Thursday, January 3, 2019

Interrelated Spheres

I started the Spherical Model blog in March 2011, to support and expand on the ideas on the website, which remain there pretty much unchanged since fall 2010. While I still stand by the original ideas, I continue to practice better ways of saying things.

The Spherical Model
Political Sphere

The Spherical Model itself is still pretty obscure. So, I occasionally explain the model. The start of a new year seems like a good time. I’ve been doing this the last several years.

I usually start with links to the model:

Condensed version here: The Political Sphere Is Round 
The whole website here:
In that condensed version—which is the last post of 2014—I give this reason:

Next time someone suggests you are (or an idea is) far-right extreme, check to see whether their position is more accurately some level of southern statist tyranny. Missing the possibility of the entire northern hemisphere of freedom is common. Most of world history shows an oscillation between statist tyranny and anarchic tyranny, or from one statist tyranny to another. Change the discussion by changing the terms and then dealing with principles. Then move north to freedom.
In January 2018 I talked more about why the Spherical Model is needed, what misunderstandings it resolves. And then I linked to some of the collections and “best of” posts of the previous year of 2017. I recently did a “best of” list for 2018.

Back in January 2017 I covered the principles that will lead to north on the sphere for political freedom, economic prosperity, and civilization. As I concluded then,

If we can agree that we want freedom, prosperity, and civilization—as opposed to tyranny, poverty, and savagery—that’s a lot of agreement. And then we can move the conversation on to how we get those outcomes.
In January 2016, we defined freedom and some other terms basic to understanding the model. 
In March of that year I did a “Review of the Proper Role of Government,” one of the model’s basic principles.
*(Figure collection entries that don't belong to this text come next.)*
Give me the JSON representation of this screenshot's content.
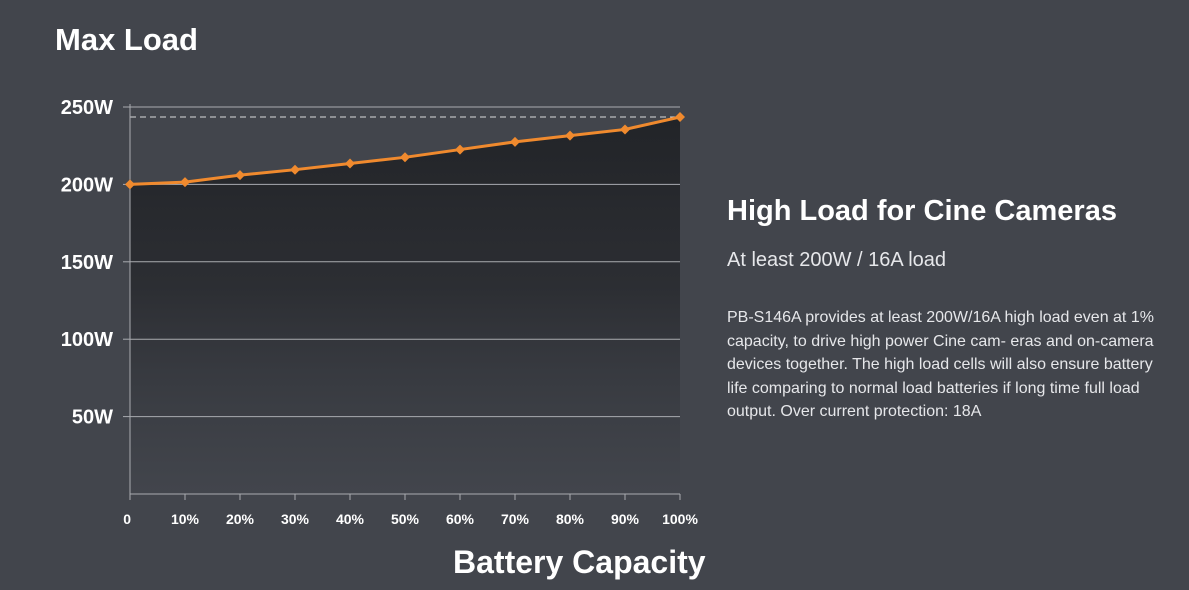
{
  "title": "Max Load",
  "side": {
    "heading": "High Load for Cine Cameras",
    "subheading": "At least 200W / 16A load",
    "body": "PB-S146A provides at least 200W/16A high load even at 1% capacity, to drive high power Cine cam- eras and on-camera devices together. The high load cells will also ensure battery life comparing to normal load batteries if long time full load output. Over current protection: 18A"
  },
  "chart_data": {
    "type": "line",
    "title": "Max Load",
    "xlabel": "Battery Capacity",
    "ylabel": "",
    "x": [
      0,
      10,
      20,
      30,
      40,
      50,
      60,
      70,
      80,
      90,
      100
    ],
    "x_tick_labels": [
      "0",
      "10%",
      "20%",
      "30%",
      "40%",
      "50%",
      "60%",
      "70%",
      "80%",
      "90%",
      "100%"
    ],
    "series": [
      {
        "values": [
          200,
          201.5,
          206,
          209.5,
          213.5,
          217.5,
          222.5,
          227.5,
          231.5,
          235.5,
          243.5
        ]
      }
    ],
    "y_ticks": [
      50,
      100,
      150,
      200,
      250
    ],
    "y_tick_labels": [
      "50W",
      "100W",
      "150W",
      "200W",
      "250W"
    ],
    "xlim": [
      0,
      100
    ],
    "ylim": [
      0,
      250
    ],
    "reference_line": 243.5,
    "grid": true,
    "colors": {
      "line": "#f08a2e",
      "background": "#42454c",
      "grid": "#a9abb0",
      "area_top": "#23252a"
    }
  }
}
In other words, I’m not trying to keep this a secret. I really believe people would be better off thinking in terms of the Spherical Model, rather than the more common error-ridden left/right model.
The Political, Economic, and Social Spheres
of the Spherical Model

As I say in the subheading of the blog, the political, economic, and social spheres are interrelated. Evidence for that comes up frequently. Several evenings ago we had dinner with a friend from Uganda, who was visiting Texas during the holidays. (Unfortunately, it was cold while she was here.) She had lived in Venezuela for a while—while things were bad but not as horrendous as they are now. She loves her native Africa, but her country and others, she admits, can’t move forward quickly because of rampant corruption. Even when a new leader comes in and tries to make things better, the same people who were corrupt before go on to get similar jobs, based on their previous experience, and continue their corruption. The social sphere affects the economic sphere.
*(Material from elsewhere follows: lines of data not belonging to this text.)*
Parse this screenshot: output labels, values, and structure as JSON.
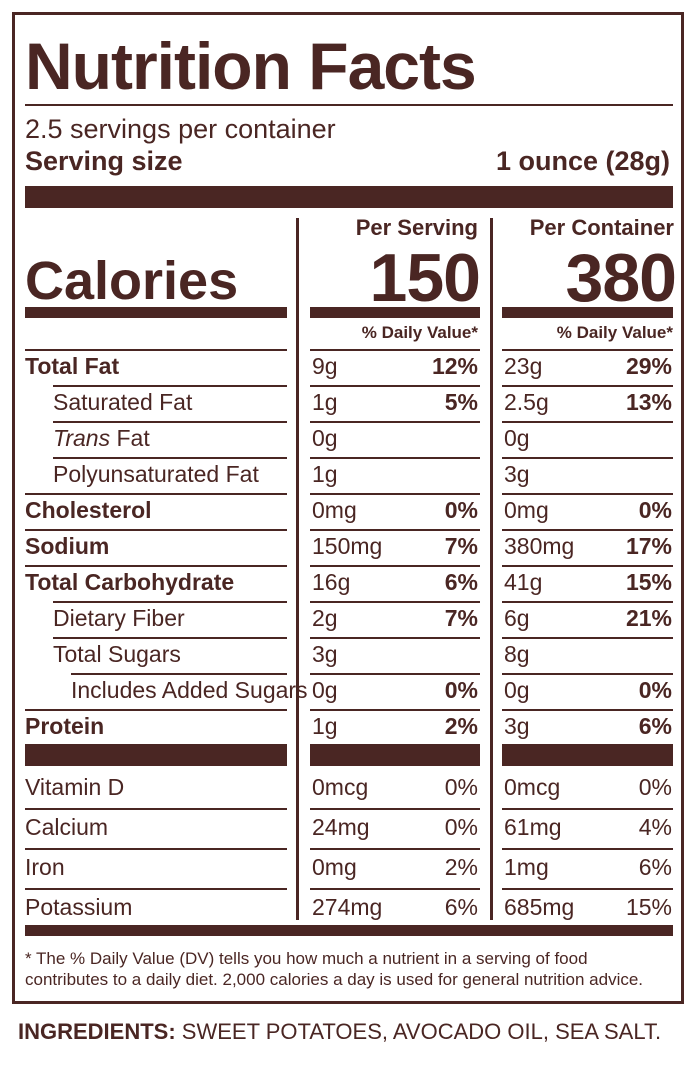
{
  "label": {
    "title": "Nutrition Facts",
    "servings_per_container": "2.5 servings per container",
    "serving_size_label": "Serving size",
    "serving_size_value": "1 ounce (28g)",
    "calories_label": "Calories",
    "per_serving_label": "Per Serving",
    "per_container_label": "Per Container",
    "calories_per_serving": "150",
    "calories_per_container": "380",
    "daily_value_header": "% Daily Value*",
    "nutrients": [
      {
        "name": "Total Fat",
        "bold": true,
        "indent": 0,
        "serving_amount": "9g",
        "serving_dv": "12%",
        "container_amount": "23g",
        "container_dv": "29%"
      },
      {
        "name": "Saturated Fat",
        "bold": false,
        "indent": 1,
        "serving_amount": "1g",
        "serving_dv": "5%",
        "container_amount": "2.5g",
        "container_dv": "13%"
      },
      {
        "name_italic": "Trans",
        "name": " Fat",
        "bold": false,
        "indent": 1,
        "serving_amount": "0g",
        "serving_dv": "",
        "container_amount": "0g",
        "container_dv": ""
      },
      {
        "name": "Polyunsaturated Fat",
        "bold": false,
        "indent": 1,
        "serving_amount": "1g",
        "serving_dv": "",
        "container_amount": "3g",
        "container_dv": ""
      },
      {
        "name": "Cholesterol",
        "bold": true,
        "indent": 0,
        "serving_amount": "0mg",
        "serving_dv": "0%",
        "container_amount": "0mg",
        "container_dv": "0%"
      },
      {
        "name": "Sodium",
        "bold": true,
        "indent": 0,
        "serving_amount": "150mg",
        "serving_dv": "7%",
        "container_amount": "380mg",
        "container_dv": "17%"
      },
      {
        "name": "Total Carbohydrate",
        "bold": true,
        "indent": 0,
        "serving_amount": "16g",
        "serving_dv": "6%",
        "container_amount": "41g",
        "container_dv": "15%"
      },
      {
        "name": "Dietary Fiber",
        "bold": false,
        "indent": 1,
        "serving_amount": "2g",
        "serving_dv": "7%",
        "container_amount": "6g",
        "container_dv": "21%"
      },
      {
        "name": "Total Sugars",
        "bold": false,
        "indent": 1,
        "serving_amount": "3g",
        "serving_dv": "",
        "container_amount": "8g",
        "container_dv": ""
      },
      {
        "name": "Includes Added Sugars",
        "bold": false,
        "indent": 2,
        "serving_amount": "0g",
        "serving_dv": "0%",
        "container_amount": "0g",
        "container_dv": "0%"
      },
      {
        "name": "Protein",
        "bold": true,
        "indent": 0,
        "serving_amount": "1g",
        "serving_dv": "2%",
        "container_amount": "3g",
        "container_dv": "6%"
      }
    ],
    "vitamins": [
      {
        "name": "Vitamin D",
        "serving_amount": "0mcg",
        "serving_dv": "0%",
        "container_amount": "0mcg",
        "container_dv": "0%"
      },
      {
        "name": "Calcium",
        "serving_amount": "24mg",
        "serving_dv": "0%",
        "container_amount": "61mg",
        "container_dv": "4%"
      },
      {
        "name": "Iron",
        "serving_amount": "0mg",
        "serving_dv": "2%",
        "container_amount": "1mg",
        "container_dv": "6%"
      },
      {
        "name": "Potassium",
        "serving_amount": "274mg",
        "serving_dv": "6%",
        "container_amount": "685mg",
        "container_dv": "15%"
      }
    ],
    "footnote": "* The % Daily Value (DV) tells you how much a nutrient in a serving of food contributes to a daily diet. 2,000 calories a day is used for general nutrition advice."
  },
  "ingredients": {
    "label": "INGREDIENTS:",
    "text": " SWEET POTATOES, AVOCADO OIL, SEA SALT."
  },
  "colors": {
    "ink": "#4a2623",
    "background": "#ffffff"
  }
}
Another example was a radio broadcast I heard earlier this week on the economic talk show that comes on at noon daily here (STA Money Hour)[i]. The financial planners were talking with a lawyer who offers advice on financial planning for families—wills, trusts, etc. One thing he said was that it was rare to get the various experts hired to help the same family business in a room at the same time: the accountant, the investment banker, the financial planner, the lawyer. Their tasks interrelate, and they could do a better job if they communicated.
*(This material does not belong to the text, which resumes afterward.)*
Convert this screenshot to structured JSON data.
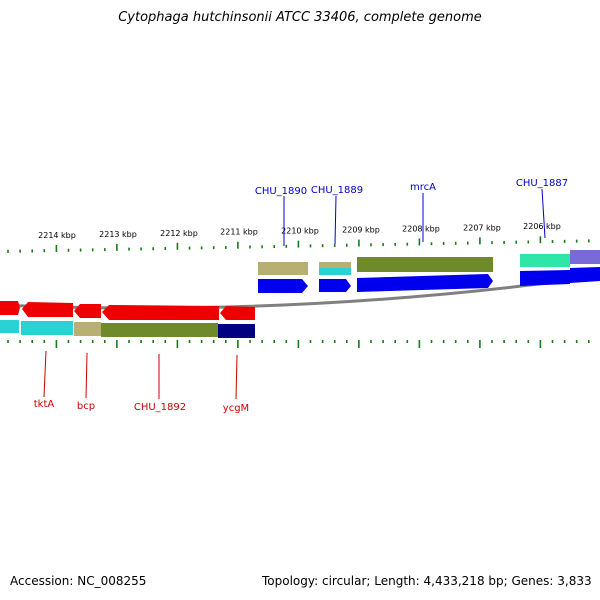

But one other point he made was that successful family businesses differ widely in their ability to sustain their wealth. And the difference has more to do with family strength and cohesion than any business/economic ability. Two hypothetical families could grow identical-sized businesses, creating wealth they hope will help the family for generations. This could be true whether or not the next generation actually wants to work in the business. One could go on generation after generation, while the other could lose everything by the second or third generation.

The qualities required for long-term success are working together, recognizing one another’s strengths, being honest, and having integrity. Those that don’t have these qualities tend to lose the wealth. It gets squandered with profligate spending or unwise attempts for growth, losing sight of the company’s mission and how that affects the family. Sometimes it gets squandered by spoiled rich kids, who were lavished with the wealth without being taught how to earn it and value it. But, any way you look at it, the main cause of loss of wealth to a successful family-owned or closely held company is weakness in the family.

Family is the basic unit of civilization. And economic prosperity is closely tied with civilization.
Graphic found here

That is also true in the larger world. A nation that ignores the requirements of honoring God, life, family, property, and truth engender corruption rather than wealth. A nation where a critical mass of people do honor those things—which happen to be the basics of the Ten Commandments—are likely to prosper in personal freedom, economic prosperity, and thriving civilization.

I’m not just saying you have to be a social conservative as well as an economic conservative; I’m saying you can’t get north, to freedom, prosperity, and civilization, unless you abide by the principles of all three of those spheres—because they all interrelate.

[i] This was New Year’s Day. I’m guessing it was a “best of” rebroadcast, because that date wasn’t available as a podcast.